Implications for regeneration

In non-mammalian vertebrates, hair cell regeneration is efficiently mediated by support cells, which can transdifferentiate directly into hair cells or undergo asymmetric cell division to yield new hair cell-support cell pairs (Millimaki et al., 2010; Schuck and Smith, 2009; reviewed by Brignull et al., 2009; Cotanche and Kaiser, 2010). However, regeneration fails to occur in the adult mammalian cochlea because support cells lose the ability to divide or transdifferentiate during neonatal development. This transition correlates with a significant decline in Sox2 expression during cochlear maturation (Smeti et al., 2010). Because Sox2 is essential for hair cell regeneration in zebrafish (Millimaki et al., 2010), it seems likely that the decline in Sox2 levels in the mammalian cochlea contributes to loss of regenerative capacity. Interestingly, forced expression of Atoh1 in rodents can stimulate transdifferentiation of support cells and thereby foster some regeneration, though recovery of hair cells is inefficient and morphology is often abnormal (Izumikawa et al., 2005; Kawamoto et al., 2003; Shou et al., 2003; Zheng and Gao., 2000). Whether Sox2 can augment Atoh1-mediated regeneration in mammals remains an open question. In apparent contradiction, one study in mouse showed that co-misexpression of Sox2 and Atoh1 induced many fewer ectopic hair cells than did Atoh1 alone (Dabdoub et al., 2008).

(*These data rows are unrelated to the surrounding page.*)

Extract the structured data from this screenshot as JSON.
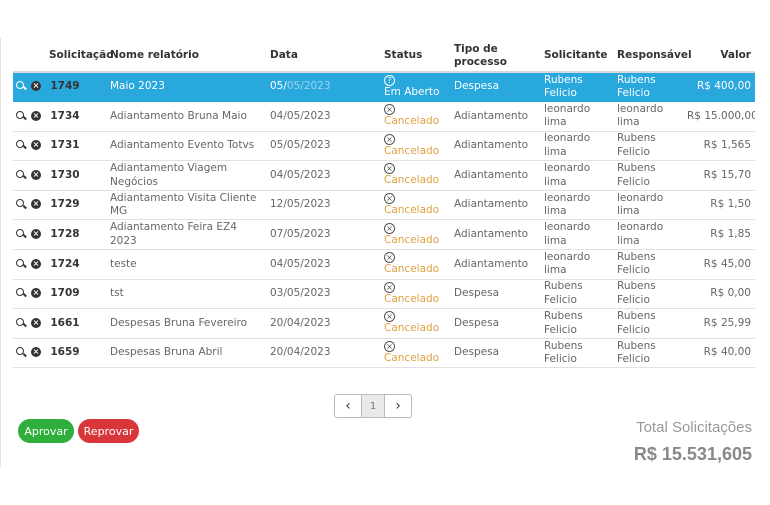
{
  "table": {
    "headers": {
      "solicitacao": "Solicitação",
      "nome": "Nome relatório",
      "data": "Data",
      "status": "Status",
      "tipo": "Tipo de processo",
      "solicitante": "Solicitante",
      "responsavel": "Responsável",
      "valor": "Valor"
    },
    "rows": [
      {
        "id": "1749",
        "nome": "Maio 2023",
        "data": "05/05/2023",
        "status": "Em Aberto",
        "tipo": "Despesa",
        "solicitante": "Rubens Felicio",
        "responsavel": "Rubens Felicio",
        "valor": "R$ 400,00",
        "selected": true
      },
      {
        "id": "1734",
        "nome": "Adiantamento Bruna Maio",
        "data": "04/05/2023",
        "status": "Cancelado",
        "tipo": "Adiantamento",
        "solicitante": "leonardo lima",
        "responsavel": "leonardo lima",
        "valor": "R$ 15.000,00"
      },
      {
        "id": "1731",
        "nome": "Adiantamento Evento Totvs",
        "data": "05/05/2023",
        "status": "Cancelado",
        "tipo": "Adiantamento",
        "solicitante": "leonardo lima",
        "responsavel": "Rubens Felicio",
        "valor": "R$ 1,565"
      },
      {
        "id": "1730",
        "nome": "Adiantamento Viagem Negócios",
        "data": "04/05/2023",
        "status": "Cancelado",
        "tipo": "Adiantamento",
        "solicitante": "leonardo lima",
        "responsavel": "Rubens Felicio",
        "valor": "R$ 15,70"
      },
      {
        "id": "1729",
        "nome": "Adiantamento Visita Cliente MG",
        "data": "12/05/2023",
        "status": "Cancelado",
        "tipo": "Adiantamento",
        "solicitante": "leonardo lima",
        "responsavel": "leonardo lima",
        "valor": "R$ 1,50"
      },
      {
        "id": "1728",
        "nome": "Adiantamento Feira EZ4 2023",
        "data": "07/05/2023",
        "status": "Cancelado",
        "tipo": "Adiantamento",
        "solicitante": "leonardo lima",
        "responsavel": "leonardo lima",
        "valor": "R$ 1,85"
      },
      {
        "id": "1724",
        "nome": "teste",
        "data": "04/05/2023",
        "status": "Cancelado",
        "tipo": "Adiantamento",
        "solicitante": "leonardo lima",
        "responsavel": "Rubens Felicio",
        "valor": "R$ 45,00"
      },
      {
        "id": "1709",
        "nome": "tst",
        "data": "03/05/2023",
        "status": "Cancelado",
        "tipo": "Despesa",
        "solicitante": "Rubens Felicio",
        "responsavel": "Rubens Felicio",
        "valor": "R$ 0,00"
      },
      {
        "id": "1661",
        "nome": "Despesas Bruna Fevereiro",
        "data": "20/04/2023",
        "status": "Cancelado",
        "tipo": "Despesa",
        "solicitante": "Rubens Felicio",
        "responsavel": "Rubens Felicio",
        "valor": "R$ 25,99"
      },
      {
        "id": "1659",
        "nome": "Despesas Bruna Abril",
        "data": "20/04/2023",
        "status": "Cancelado",
        "tipo": "Despesa",
        "solicitante": "Rubens Felicio",
        "responsavel": "Rubens Felicio",
        "valor": "R$ 40,00"
      }
    ]
  },
  "selected_date": {
    "day_month": "05/",
    "middle": "05",
    "year": "/2023"
  },
  "pagination": {
    "prev": "‹",
    "page": "1",
    "next": "›"
  },
  "actions": {
    "approve": "Aprovar",
    "reject": "Reprovar"
  },
  "total": {
    "label": "Total Solicitações",
    "value": "R$ 15.531,605"
  },
  "icons": {
    "row_view": "magnifier-icon",
    "row_cancel": "close-circle-icon",
    "status_open": "question-circle-icon",
    "status_cancelled": "x-circle-icon"
  },
  "colors": {
    "selected_row": "#29a8de",
    "cancelled": "#e0a040",
    "approve": "#2eaf3c",
    "reject": "#d9363a"
  }
}
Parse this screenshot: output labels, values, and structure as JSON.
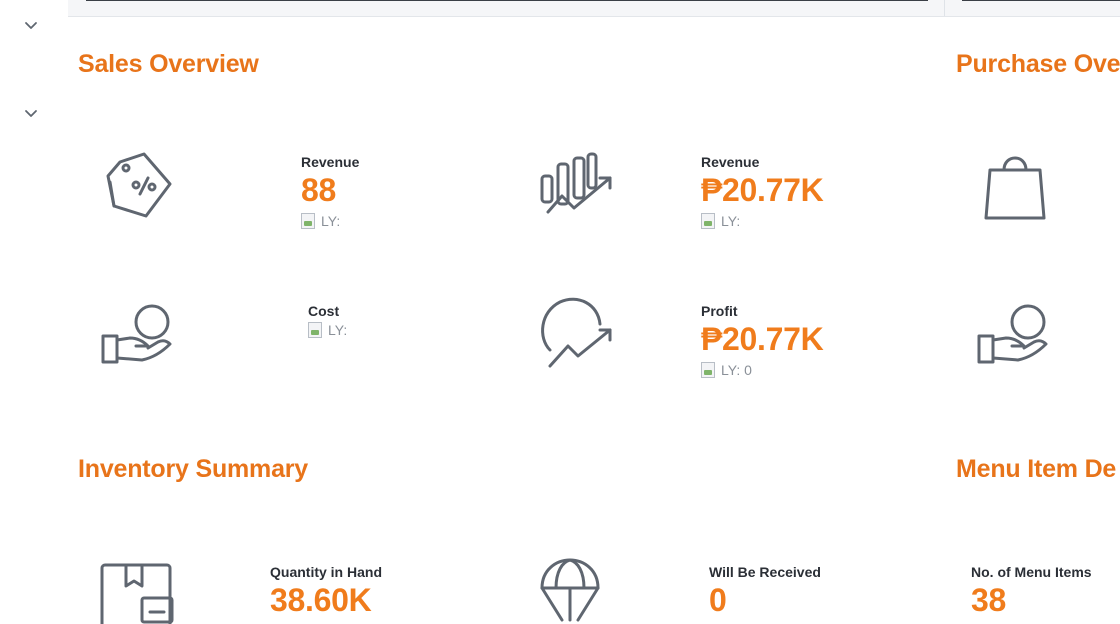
{
  "colors": {
    "accent": "#e8741a",
    "value": "#f07c1c",
    "icon": "#5f6670"
  },
  "sections": {
    "sales_overview": {
      "title": "Sales Overview"
    },
    "purchase_overview": {
      "title": "Purchase Ove"
    },
    "inventory_summary": {
      "title": "Inventory Summary"
    },
    "menu_item_details": {
      "title": "Menu Item De"
    }
  },
  "sales": {
    "revenue_count": {
      "label": "Revenue",
      "value": "88",
      "ly": "LY:",
      "icon": "price-tag-icon"
    },
    "revenue_amount": {
      "label": "Revenue",
      "value": "₱20.77K",
      "ly": "LY:",
      "icon": "bar-chart-trend-icon"
    },
    "cost": {
      "label": "Cost",
      "ly": "LY:",
      "icon": "hand-coin-icon"
    },
    "profit": {
      "label": "Profit",
      "value": "₱20.77K",
      "ly": "LY: 0",
      "icon": "profit-trend-icon"
    }
  },
  "purchase": {
    "bag_icon": "shopping-bag-icon",
    "hand_icon": "hand-coin-icon"
  },
  "inventory": {
    "quantity_in_hand": {
      "label": "Quantity in Hand",
      "value": "38.60K",
      "icon": "box-icon"
    },
    "will_be_received": {
      "label": "Will Be Received",
      "value": "0",
      "icon": "parachute-icon"
    }
  },
  "menu_items": {
    "count": {
      "label": "No. of Menu Items",
      "value": "38"
    }
  }
}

However that study utilized vectors designed to promote strong constitutive expression, conditions that clearly override normal feedback mechanisms. Based on our studies, we speculate that transient co-misexpression would allow endogenous Atoh1 and Sox2 promoters to respond freely to natural regulatory mechanisms and potentiate sensory development and hair cell regeneration (e.g. see Woods et al. 2004).

Highlights.

Misexpression of Atoh1a in zebrafish expands development of sensory epithelia in the otic vesicle, but the response is spatially limited and declines with age.

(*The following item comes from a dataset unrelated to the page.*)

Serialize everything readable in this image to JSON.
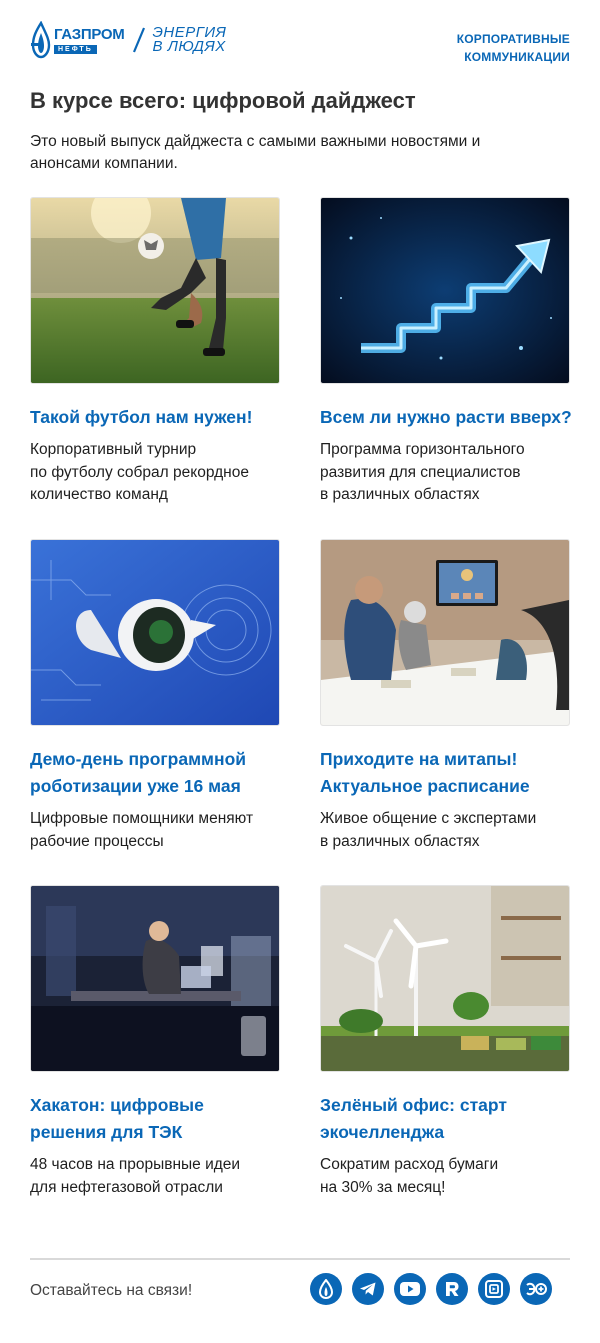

Early co-misexpression of Atoh1a with Fgf3, Fgf8 or Sox2 promotes global expansion of sensory development throughout the otic vesicle.

Sox2 misexpression potentiates sensory development even at later stages when Atoh1a-responsiveness normally declines.

We conclude that Sox2 and Fgf3/8 act as competence factors that facilitate Atoh1a’s ability to promote sensory development.

Supplementary Material

01. Ability of fgf, sox and pax genes to influence sensory competence.

Expression of brn3c:gfp after serial heat shock at 14 and 16 hpf in the indicated transgenic (A–F, H, I) and non-transgenic (G) backgrounds. Embryos in G and H were also injected at the one-cell stage with 5 ng each of pax2a and pax2b morpholino (pax2a/b MO). Embryos were fixed and processed at 38 hpf. All images are dorsolateral views with anterior to the left and dorsal to the top.

02. Analysis of cell death following co-misexpression of atoh1a and fgf8.

Expression of brn3c:gfp (green) and Caspase 3 (red) at 44 hpf following serial heat shock at 14 and 16 hpf in a control, hs:fgf8, hs:atoh1a and hs:atoh1a;hs:fgf8 embryo. Means and standard deviations of the number of Caspase-positive cells is indicated for each background. Sample sizes and p-values from t-tests (relative to controls) were as follows: controls, n=16. hs:atoh1a, n=17, p=0.01. hs:fgf8, n=13, p=0.07. hs:atoh1a;hs:fgf8, n=20, p=0.94. Thus, only hs:atoh1a embryos showed a statistically significant, albeit small, increase in cell death. All images are dorsolateral views with anterior to the left and dorsal to the top.

03. Axial patterning following activation of hs:fgf8.

Expression of various otic markers in control (A–H) and hs:fgf8 transgenic embryos (A’–H’). Embryos were serially heat shocked at 14 and 16 hpf and fixed for processing at 26 hpf. Arrowheads mark ectopic sites of expression in (A’, B’, H’). Images show dorsal views (A–B’) or dorsolateral views (C–H’), with anterior to the left. Circles outline the otic vesicle.

04. Hair cells in the plane of the lateral wall after serial heat shock.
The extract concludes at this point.